HIPAA includes several key nondiscrimination measures to ensure that insurance companies cannot increase premiums or exclude members based on their health status. Health status includes a series of factors including medical conditions, claims experience, receipt of healthcare, disability, and evidence of insurability. This provision is complemented by the Genetic Information Nondiscrimination Act (GINA) which similarly aims to prohibit employer- or insurance- based discrimination based on an individual’s genetic information.

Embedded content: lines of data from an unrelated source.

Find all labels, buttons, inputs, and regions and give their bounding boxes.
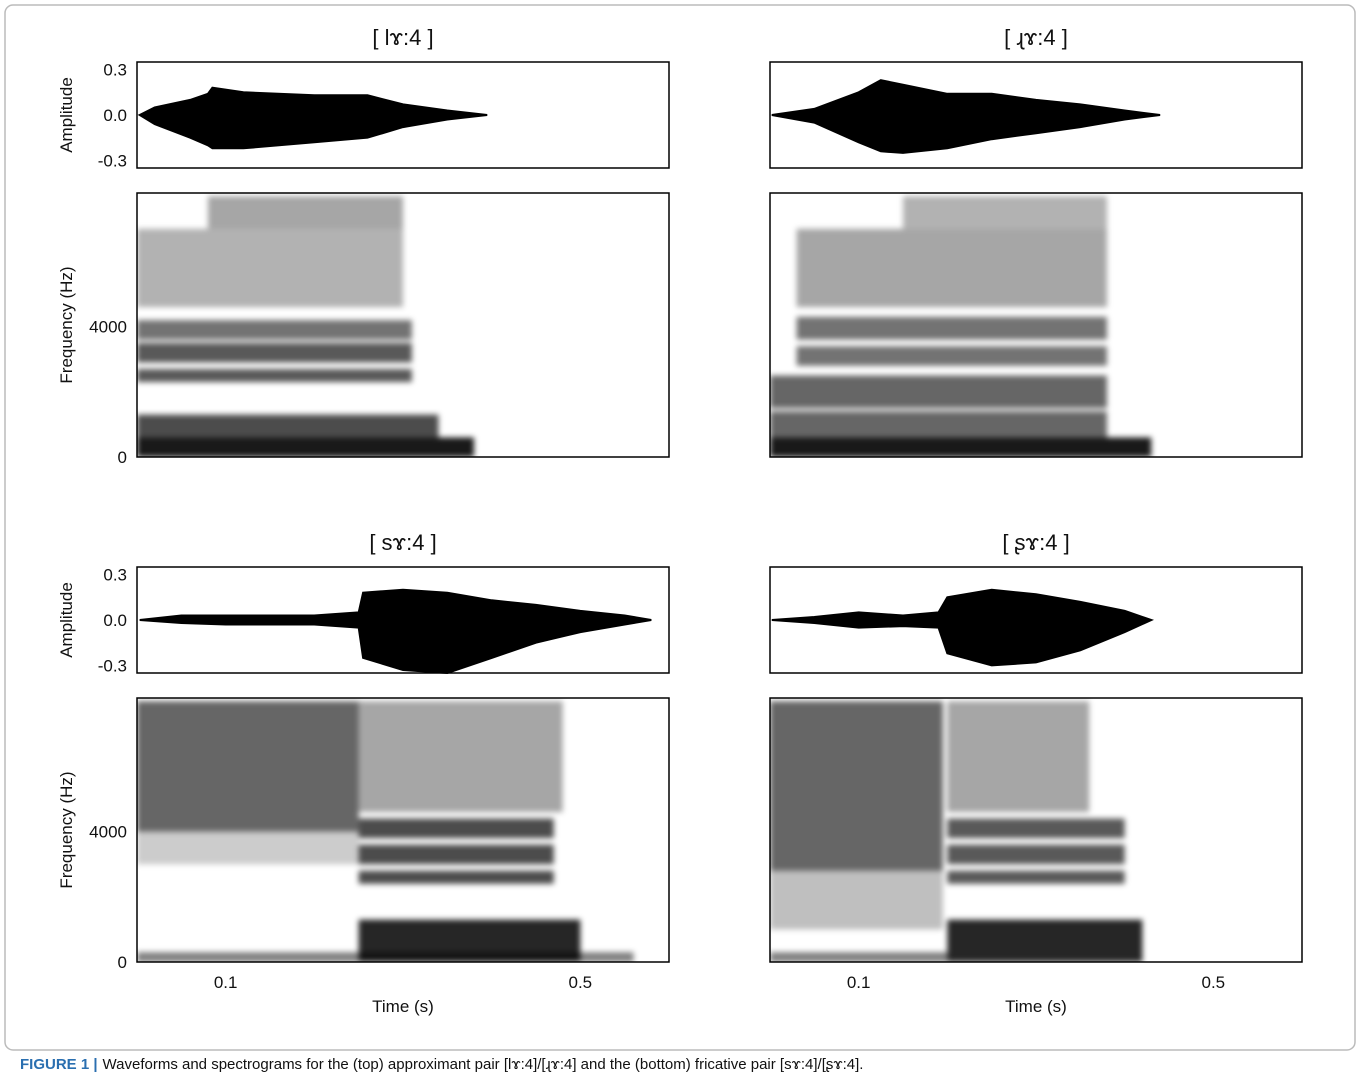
- spectrogram-band: [137, 228, 403, 308]
- spectrogram-band: [137, 342, 412, 363]
- panel-title: [ lɤ:4 ]: [372, 25, 433, 50]
- spectrogram-band: [137, 437, 474, 457]
- x-axis-label: Time (s): [372, 997, 434, 1016]
- spectrogram-band: [770, 952, 948, 962]
- spectrogram-band: [137, 701, 359, 832]
- waveform-frame: [769, 61, 1303, 169]
- spectrogram-frame: [136, 697, 670, 963]
- waveform-frame: [769, 566, 1303, 674]
- spectrogram-band: [137, 320, 412, 340]
- spectrogram-band: [358, 844, 554, 865]
- panel-title: [ sɤ:4 ]: [369, 530, 436, 555]
- spectrogram-band: [770, 411, 1107, 438]
- y-tick-label: 0.0: [103, 106, 127, 125]
- spectrogram: [137, 701, 634, 962]
- spectrogram-band: [770, 870, 943, 930]
- panel-title: [ ɻɤ:4 ]: [1004, 25, 1068, 50]
- spectrogram-frame: [769, 192, 1303, 458]
- spectrogram-band: [137, 414, 439, 438]
- y-tick-label: 4000: [89, 318, 127, 337]
- x-axis-label: Time (s): [1005, 997, 1067, 1016]
- y-tick-label: 0.3: [103, 61, 127, 80]
- spectrogram-band: [358, 701, 563, 813]
- panel-title: [ ʂɤ:4 ]: [1002, 530, 1069, 555]
- spectrogram: [137, 196, 474, 457]
- spectrogram-band: [903, 196, 1107, 229]
- spectrogram-frame: [769, 697, 1303, 963]
- spectrogram-band: [137, 831, 359, 865]
- caption: FIGURE 1 | Waveforms and spectrograms for…: [20, 1056, 863, 1073]
- x-tick-label: 0.1: [847, 973, 871, 992]
- y-tick-label: 0.0: [103, 611, 127, 630]
- spectrogram-band: [770, 701, 943, 871]
- spectrogram-band: [137, 369, 412, 383]
- y-axis-label: Amplitude: [57, 77, 76, 153]
- y-axis-label: Frequency (Hz): [57, 771, 76, 888]
- spectrogram-band: [358, 818, 554, 839]
- y-axis-label: Frequency (Hz): [57, 266, 76, 383]
- spectrogram-frame: [136, 192, 670, 458]
- waveform-area: [139, 588, 652, 675]
- spectrogram-band: [947, 818, 1125, 839]
- spectrogram: [770, 701, 1143, 962]
- waveform-frame: [136, 566, 670, 674]
- spectrogram-band: [796, 228, 1107, 308]
- spectrogram-bands: [137, 196, 474, 457]
- spectrogram-band: [358, 919, 581, 962]
- spectrogram-band: [207, 196, 403, 229]
- spectrogram-band: [796, 316, 1107, 340]
- x-tick-label: 0.5: [1202, 973, 1226, 992]
- waveform-frame: [136, 61, 670, 169]
- spectrogram-bands: [770, 196, 1152, 457]
- caption-label: FIGURE 1 |: [20, 1056, 98, 1073]
- y-axis-label: Amplitude: [57, 582, 76, 658]
- spectrogram-band: [796, 346, 1107, 366]
- y-tick-label: 0: [118, 953, 127, 972]
- spectrogram-band: [358, 870, 554, 884]
- spectrogram-band: [947, 919, 1143, 962]
- y-tick-label: 0: [118, 448, 127, 467]
- waveform-area: [137, 86, 488, 150]
- y-tick-label: 0.3: [103, 566, 127, 585]
- spectrogram-band: [947, 844, 1125, 865]
- caption-text: Waveforms and spectrograms for the (top)…: [103, 1056, 864, 1073]
- waveform-area: [771, 79, 1161, 154]
- x-tick-label: 0.5: [569, 973, 593, 992]
- figure-frame: [4, 4, 1356, 1051]
- x-tick-label: 0.1: [214, 973, 238, 992]
- y-tick-label: 4000: [89, 823, 127, 842]
- spectrogram-bands: [137, 701, 634, 962]
- y-tick-label: -0.3: [98, 151, 127, 170]
- spectrogram-bands: [770, 701, 1143, 962]
- spectrogram-band: [947, 870, 1125, 884]
- spectrogram-band: [947, 701, 1090, 813]
- spectrogram-band: [770, 437, 1152, 457]
- waveform-area: [771, 588, 1155, 667]
- spectrogram: [770, 196, 1152, 457]
- y-tick-label: -0.3: [98, 656, 127, 675]
- spectrogram-band: [770, 375, 1107, 409]
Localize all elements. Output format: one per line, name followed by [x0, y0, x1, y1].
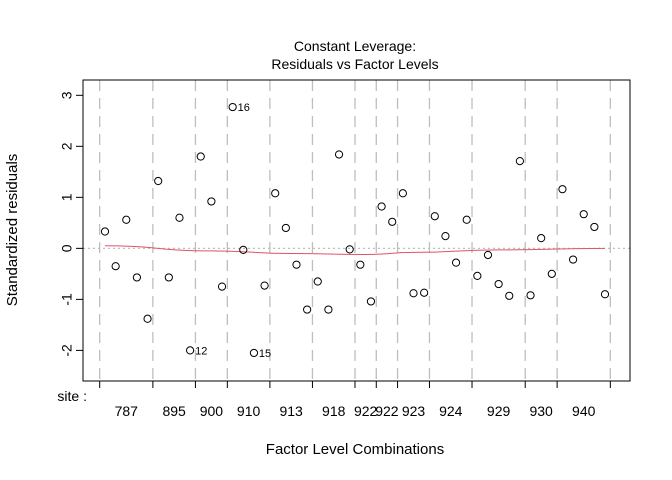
- x-group-label: 922: [354, 403, 378, 419]
- data-point: [111, 262, 120, 271]
- data-point: [547, 269, 556, 278]
- x-axis-label: Factor Level Combinations: [266, 441, 444, 458]
- point-labels: 12 16 15: [195, 102, 271, 360]
- plot-box: [82, 79, 631, 382]
- x-group-label: 923: [402, 403, 426, 419]
- x-group-label: 924: [439, 403, 463, 419]
- data-point: [217, 282, 227, 291]
- data-point: [420, 288, 429, 297]
- data-point: [526, 291, 535, 300]
- data-point: [313, 277, 322, 286]
- point-label: 15: [259, 348, 271, 360]
- x-group-label: 787: [115, 403, 139, 419]
- y-tick-label: 3: [59, 91, 75, 99]
- group-separators: [99, 80, 611, 381]
- data-point: [590, 222, 599, 232]
- point-label: 16: [238, 102, 250, 114]
- x-group-label: 910: [237, 403, 261, 419]
- data-point: [473, 271, 482, 281]
- data-point: [154, 176, 163, 186]
- data-point: [494, 279, 503, 289]
- data-point: [228, 102, 237, 112]
- x-group-label: 940: [572, 403, 596, 419]
- data-point: [388, 217, 397, 226]
- data-point: [186, 346, 195, 355]
- chart-title-line-1: Constant Leverage:: [294, 38, 416, 54]
- data-point: [430, 212, 439, 221]
- data-point: [558, 185, 567, 194]
- data-point: [409, 289, 418, 298]
- data-point: [271, 189, 280, 198]
- y-tick-label: -1: [59, 293, 75, 306]
- y-tick-label: -2: [59, 344, 75, 357]
- x-group-label: 900: [200, 403, 224, 419]
- x-group-label: 922: [375, 403, 399, 419]
- data-point: [207, 197, 216, 206]
- data-point: [100, 227, 110, 236]
- data-point: [579, 210, 588, 219]
- data-point: [441, 232, 450, 241]
- y-tick-label: 0: [59, 244, 75, 252]
- x-group-label: 895: [162, 403, 186, 419]
- data-point: [164, 273, 173, 282]
- y-tick-label: 1: [59, 193, 75, 201]
- point-label: 12: [195, 345, 207, 357]
- x-group-label: 930: [529, 403, 553, 419]
- data-points: [100, 102, 610, 358]
- data-point: [483, 250, 493, 260]
- data-point: [239, 245, 248, 254]
- data-point: [398, 189, 407, 198]
- smoother-curve: [104, 245, 606, 255]
- data-point: [568, 255, 578, 264]
- data-point: [505, 291, 514, 300]
- data-point: [462, 215, 471, 224]
- data-point: [451, 258, 461, 267]
- data-point: [303, 305, 312, 314]
- chart-title-line-2: Residuals vs Factor Levels: [271, 56, 438, 72]
- y-axis: 3 2 1 0 -1 -2: [59, 91, 83, 357]
- factor-prefix-label: site :: [57, 388, 87, 404]
- data-point: [356, 260, 365, 269]
- data-point: [600, 290, 610, 299]
- data-point: [377, 202, 386, 211]
- data-point: [132, 273, 142, 282]
- x-group-label: 918: [322, 403, 346, 419]
- x-group-label: 929: [487, 403, 511, 419]
- data-point: [334, 150, 344, 159]
- y-tick-label: 2: [59, 142, 75, 150]
- data-point: [249, 348, 259, 358]
- data-point: [143, 314, 152, 323]
- data-point: [292, 260, 301, 269]
- data-point: [366, 297, 376, 306]
- data-point: [281, 223, 290, 233]
- data-point: [537, 234, 546, 243]
- y-axis-label: Standardized residuals: [4, 154, 21, 307]
- data-point: [122, 215, 131, 224]
- data-point: [196, 152, 205, 161]
- data-point: [175, 213, 184, 222]
- data-point: [345, 245, 354, 254]
- x-group-label: 913: [279, 403, 303, 419]
- data-point: [260, 281, 269, 290]
- data-point: [515, 157, 524, 166]
- data-point: [324, 305, 333, 314]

HIPAA also builds on the data minimization principle with its “Minimum Necessary” use clause, which discourages covered entities from gathering noncritical information about a person. Specifically, a covered entity “must make reasonable efforts to use, disclose, and request only the minimum amount of protected health information needed to accomplish the intended purpose of the use, disclosure, or request.”

The E-Government Act of 2002 mandates that any agency that collects PII must evaluate the security of its systems to ensure adequate data protection. Most federal agencies achieve this by conducting a privacy impact assessment (PIA) of their operational and developmental systems. HHS publishes all of the PIAs from its various operating divisions and also shares the PIAs from its third party websites.